Significantly, Moroney hasn’t yet found a congenial digital reader revenue strategy. He’s whiffed twice at that, and says he’ll take a third swing there at some point.

Moroney is trying to do everything he can to get digital faster. When longtime editor Bob Mong recently decided to retire, the Morning News hired its editor from outside its newsroom for the first time in 35 years. New editor Mike Wilson is a newspaper guy, with 30 years of experience, including a managing editor job at the Tampa Bay Times, but significantly spent the last year of his career starting up Nate Silver’s FiveThirtyEight launch at ESPN.

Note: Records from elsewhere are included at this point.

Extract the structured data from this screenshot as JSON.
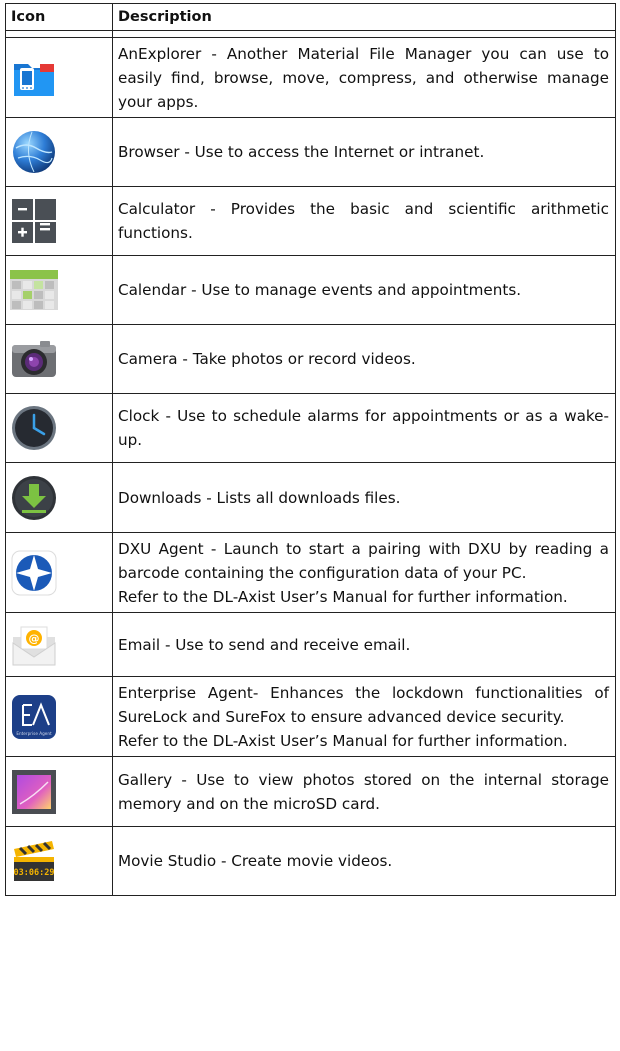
{
  "header": {
    "icon_col": "Icon",
    "desc_col": "Description"
  },
  "rows": [
    {
      "icon": "folder-phone-icon",
      "text": "AnExplorer - Another Material File Manager you can use to easily find, browse, move, compress, and otherwise manage your apps."
    },
    {
      "icon": "globe-icon",
      "text": "Browser - Use to access the Internet or intranet."
    },
    {
      "icon": "calculator-icon",
      "text": "Calculator - Provides the basic and scientific arithmetic functions."
    },
    {
      "icon": "calendar-icon",
      "text": "Calendar - Use to manage events and appointments."
    },
    {
      "icon": "camera-icon",
      "text": "Camera - Take photos or record videos."
    },
    {
      "icon": "clock-icon",
      "text": "Clock - Use to schedule alarms for appointments or as a wake-up."
    },
    {
      "icon": "download-icon",
      "text": "Downloads - Lists all downloads files."
    },
    {
      "icon": "compass-star-icon",
      "text": "DXU Agent - Launch to start a pairing with DXU by reading a barcode containing the configuration data of your PC.",
      "text2": "Refer to the DL-Axist User’s Manual for further information."
    },
    {
      "icon": "email-envelope-icon",
      "text": "Email - Use to send and receive email."
    },
    {
      "icon": "enterprise-agent-icon",
      "icon_label": "Enterprise Agent",
      "text": "Enterprise Agent- Enhances the lockdown functionalities of SureLock and SureFox to ensure advanced device security.",
      "text2": "Refer to the DL-Axist User’s Manual for further information."
    },
    {
      "icon": "gallery-icon",
      "text": "Gallery - Use to view photos stored on the internal storage memory and on the microSD card."
    },
    {
      "icon": "clapperboard-icon",
      "icon_label": "03:06:29",
      "text": "Movie Studio - Create movie videos."
    }
  ]
}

In the end, Moroney’s quest may seem quixotic, against long odds. Maybe it’s a Texas thing, or maybe it’s a family thing; James Moroney III is the great-grandson of Belo builder George Dealey. His family company once generated annual profits as high as $178 million in 1999. Compare that to the Belo’s latest results, through 2014’s third quarter: $2.3 million in profits from continuing operations. That’s indeed humbling, but it may not be the end of this Texas tale.